Quite clearly, 57 percent of Indian C-suite respondents acknowledged that majority of business growth currently is being driven by workforce availability and adaptability followed closely by digitisation, technology and innovation (54 percent of respondents agreed). This indicates that not only technological prowess drives growth, but the right kind of workforce to enable this growth is equally important.

Interestingly in India, the role of HR is immense with more than half of respondents admitting to having engaged their HR team right at the beginning of the business strategy development stage itself. An additional 27 percent of respondents engaged with their HR teams at the operational planning stage. This is a good indicator of the value that HR teams bring onto the table when it comes to human resource planning right at the beginning of any business project. 

The survey revealed that C-suite leaders recognised HR’s potential to enable business strategy, with more than half of respondents perceiving their HR function to be either competent or fully competent at using strategic workforce insights, talent acquisition and recruitment, talent development and retention and determining compensation & benefits. 

“C-suite leaders understand that more needs to be done to ensure workforce planning is addressed when developing business strategies. In today’s challenging business environment, some leaders are already working towards ensuring that they have a nimble workforce.
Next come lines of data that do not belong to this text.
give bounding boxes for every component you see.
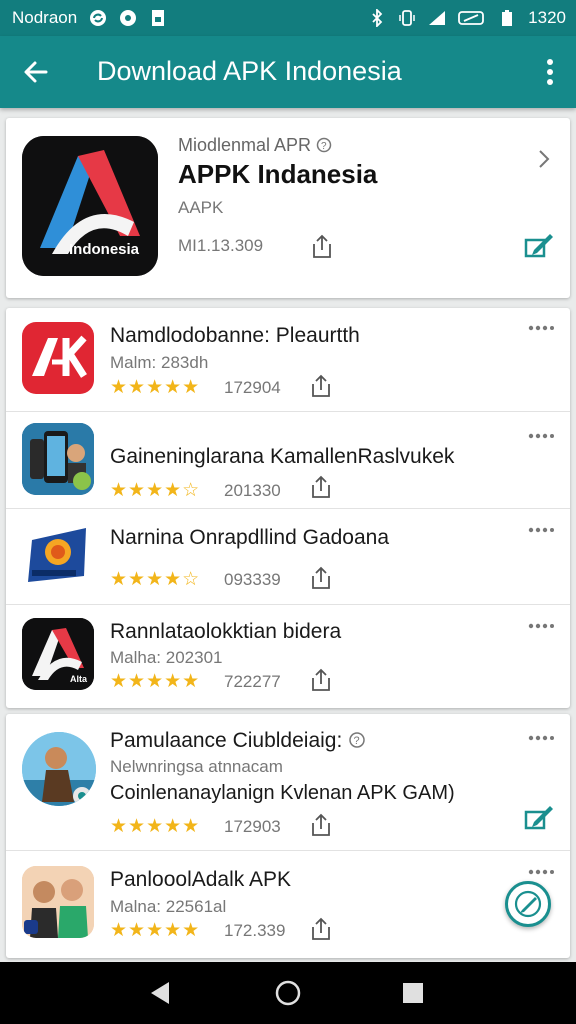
app-title: Narnina Onrapdllind Gadoana xyxy=(110,526,390,549)
record-icon xyxy=(120,10,137,26)
apk-logo-icon: Alta xyxy=(22,618,94,690)
list-item[interactable]: Namdlodobanne: Pleaurtth Malm: 283dh ★★★… xyxy=(6,308,570,412)
chevron-right-icon[interactable] xyxy=(536,148,552,170)
app-title: Pamulaance Ciubldeiaig: ? xyxy=(110,729,366,753)
app-title: Namdlodobanne: Pleaurtth xyxy=(110,324,360,347)
sync-icon xyxy=(90,10,107,26)
status-bar: Nodraon 1320 xyxy=(0,0,576,36)
rating-stars: ★★★★★ xyxy=(110,920,201,941)
app-title: Gaineninglarana KamallenRaslvukek xyxy=(110,445,455,468)
download-count: 093339 xyxy=(224,570,281,589)
app-bar: Download APK Indonesia xyxy=(0,36,576,108)
featured-subtitle: Miodlenmal APR ? xyxy=(178,135,332,156)
more-horizontal-icon[interactable] xyxy=(528,622,554,630)
battery-icon xyxy=(502,10,513,26)
app-subtitle: Malha: 202301 xyxy=(110,648,223,667)
share-icon[interactable] xyxy=(311,566,331,590)
arrow-left-icon[interactable] xyxy=(18,54,54,90)
list-item[interactable]: PanlooolAdalk APK Malna: 22561al ★★★★★ 1… xyxy=(6,850,570,958)
nav-back-icon[interactable] xyxy=(145,978,175,1008)
bluetooth-icon xyxy=(372,9,383,27)
list-item[interactable]: Narnina Onrapdllind Gadoana ★★★★☆ 093339 xyxy=(6,508,570,605)
download-count: 172903 xyxy=(224,817,281,836)
rating-stars: ★★★★☆ xyxy=(110,569,201,590)
more-vertical-icon[interactable] xyxy=(538,56,562,88)
app-icon xyxy=(22,322,94,394)
app-title: Rannlataolokktian bidera xyxy=(110,620,342,643)
rating-stars: ★★★★★ xyxy=(110,671,201,692)
app-subtitle: Nelwnringsa atnnacam xyxy=(110,757,283,776)
logo-text: Indonesia xyxy=(69,241,140,258)
floating-action-button[interactable] xyxy=(505,881,551,927)
flag-logo-icon xyxy=(28,528,86,582)
list-item[interactable]: Pamulaance Ciubldeiaig: ? Nelwnringsa at… xyxy=(6,714,570,851)
edit-install-icon[interactable] xyxy=(524,232,554,260)
more-horizontal-icon[interactable] xyxy=(528,868,554,876)
share-icon[interactable] xyxy=(311,374,331,398)
help-icon: ? xyxy=(316,137,332,153)
app-icon: Indonesia xyxy=(22,136,158,276)
sim-icon xyxy=(152,10,165,26)
app-list: Pamulaance Ciubldeiaig: ? Nelwnringsa at… xyxy=(6,714,570,958)
edit-icon xyxy=(514,890,542,918)
system-nav-bar xyxy=(0,962,576,1024)
ak-logo-icon xyxy=(32,335,87,378)
download-count: 172.339 xyxy=(224,921,286,940)
download-count: 201330 xyxy=(224,481,281,500)
app-icon xyxy=(22,866,94,938)
share-icon[interactable] xyxy=(311,917,331,941)
rating-stars: ★★★★☆ xyxy=(110,480,201,501)
more-horizontal-icon[interactable] xyxy=(528,324,554,332)
app-subtitle: Malm: 283dh xyxy=(110,353,209,372)
app-subtitle: Malna: 22561al xyxy=(110,897,227,916)
clock: 1320 xyxy=(528,8,566,27)
download-count: 722277 xyxy=(224,672,281,691)
download-count: 172904 xyxy=(224,378,281,397)
nav-recents-icon[interactable] xyxy=(398,978,428,1008)
apk-logo-icon: Indonesia xyxy=(22,136,158,276)
rating-stars: ★★★★★ xyxy=(110,816,201,837)
vibrate-icon xyxy=(399,10,415,26)
featured-count: MI1.13.309 xyxy=(178,236,264,255)
list-item[interactable]: Gaineninglarana KamallenRaslvukek ★★★★☆ … xyxy=(6,411,570,509)
more-horizontal-icon[interactable] xyxy=(528,432,554,440)
featured-title: APPK Indanesia xyxy=(178,159,378,189)
nav-home-icon[interactable] xyxy=(273,978,303,1008)
game-avatar-icon xyxy=(22,732,96,806)
app-description: Coinlenanaylanign Kvlenan APK GAM) xyxy=(110,782,455,804)
share-icon[interactable] xyxy=(311,668,331,692)
app-icon xyxy=(22,732,96,806)
phone-app-icon xyxy=(22,423,94,495)
app-title: PanlooolAdalk APK xyxy=(110,868,291,891)
app-icon xyxy=(22,423,94,495)
rating-stars: ★★★★★ xyxy=(110,377,201,398)
help-icon: ? xyxy=(349,732,365,748)
battery-saver-icon xyxy=(458,11,485,25)
svg-text:?: ? xyxy=(321,141,327,152)
logo-badge: Alta xyxy=(70,674,88,684)
list-item[interactable]: Alta Rannlataolokktian bidera Malha: 202… xyxy=(6,604,570,708)
share-icon[interactable] xyxy=(311,233,333,259)
wifi-icon xyxy=(429,11,446,25)
app-list: Namdlodobanne: Pleaurtth Malm: 283dh ★★★… xyxy=(6,308,570,708)
carrier-label: Nodraon xyxy=(12,8,78,27)
app-icon: Alta xyxy=(22,618,94,690)
featured-app-card[interactable]: Indonesia Miodlenmal APR ? APPK Indanesi… xyxy=(6,118,570,298)
more-horizontal-icon[interactable] xyxy=(528,526,554,534)
svg-text:?: ? xyxy=(354,735,360,747)
app-icon xyxy=(22,518,94,590)
share-icon[interactable] xyxy=(311,475,331,499)
page-title: Download APK Indonesia xyxy=(97,56,402,86)
share-icon[interactable] xyxy=(311,813,331,837)
more-horizontal-icon[interactable] xyxy=(528,734,554,742)
photo-app-icon xyxy=(22,866,94,938)
featured-tag: AAPK xyxy=(178,198,224,217)
edit-install-icon[interactable] xyxy=(524,804,554,832)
To adapt during times of uncertainty, they are becoming increasingly dependent on contingent workers,” said Francis Padamadan, Country Director, KellyOCG.

Contingent workers – otherwise widely known as free agents or gig workers – form the external workforce of organisations and consist of freelancers, independent contractors, micropreneurs, small business owners and temporary or contract workers. As work is increasingly automated, businesses face new challenges in optimising their contingent workforce and linking HR strategy to the broader business strategy.

“Before they start calculating headcount and negotiating the cost of talent, business and HR leaders need to step back and re-examine the work itself.  By figuring out which tasks can be performed or supported by automation, and then identifying areas where all types of talent can be used to the best effect, companies can design a more agile workforce that adapts to the changing landscape and includes workers with the skill sets that will carry them into the future,” added Francis.

Close to 52 percent of C-suite leaders in India cited the ‘lack of available talent’ as the most difficult issue faced when it came to attracting talent. However, Indian firms have a plan in place to overcome this talent shortage by building contingency plans for a short term (between 1 to 3 years) when compared to the rest of the markets which makes the system resilient to face any form of shortage in the short to mid-term period. At the same time, 68 percent of top executives recognised that the contingent workforce gave them ‘access to specialist skills and expertise that lie outside of the organisation’.

Besides traditional permanent work arrangements, flexible work arrangements are commonplace. Project-based assignments are gaining popularity in the developing countries and almost 71 percent of them in India expect to maintain or increase their percentage of contingent workers in the next two years.  

Over the past few years, KellyOCG has seen businesses in the region expanding their use of the contingent workforce and leveraging this talent pool more strategically. Many companies are now looking beyond filling immediate talent shortages and have started to recognise the contingent workforce as an integral part of a more holistic workforce structure.

With the emergence of new technologies, talent strategies today have evolved, the study found. Workforce analytics tools enable businesses to determine the optimal talent mix that they require for their immediate and future business goals.

Businesses need to look beyond traditional HR training and development and tap into workforce data and insights to determine a holistic workforce management approach. By doing so, they will be able to identify the right talents at the right time and for the right value. This will ensure that their workforce is future-proof and ready to tackle the challenges ahead, the report concluded.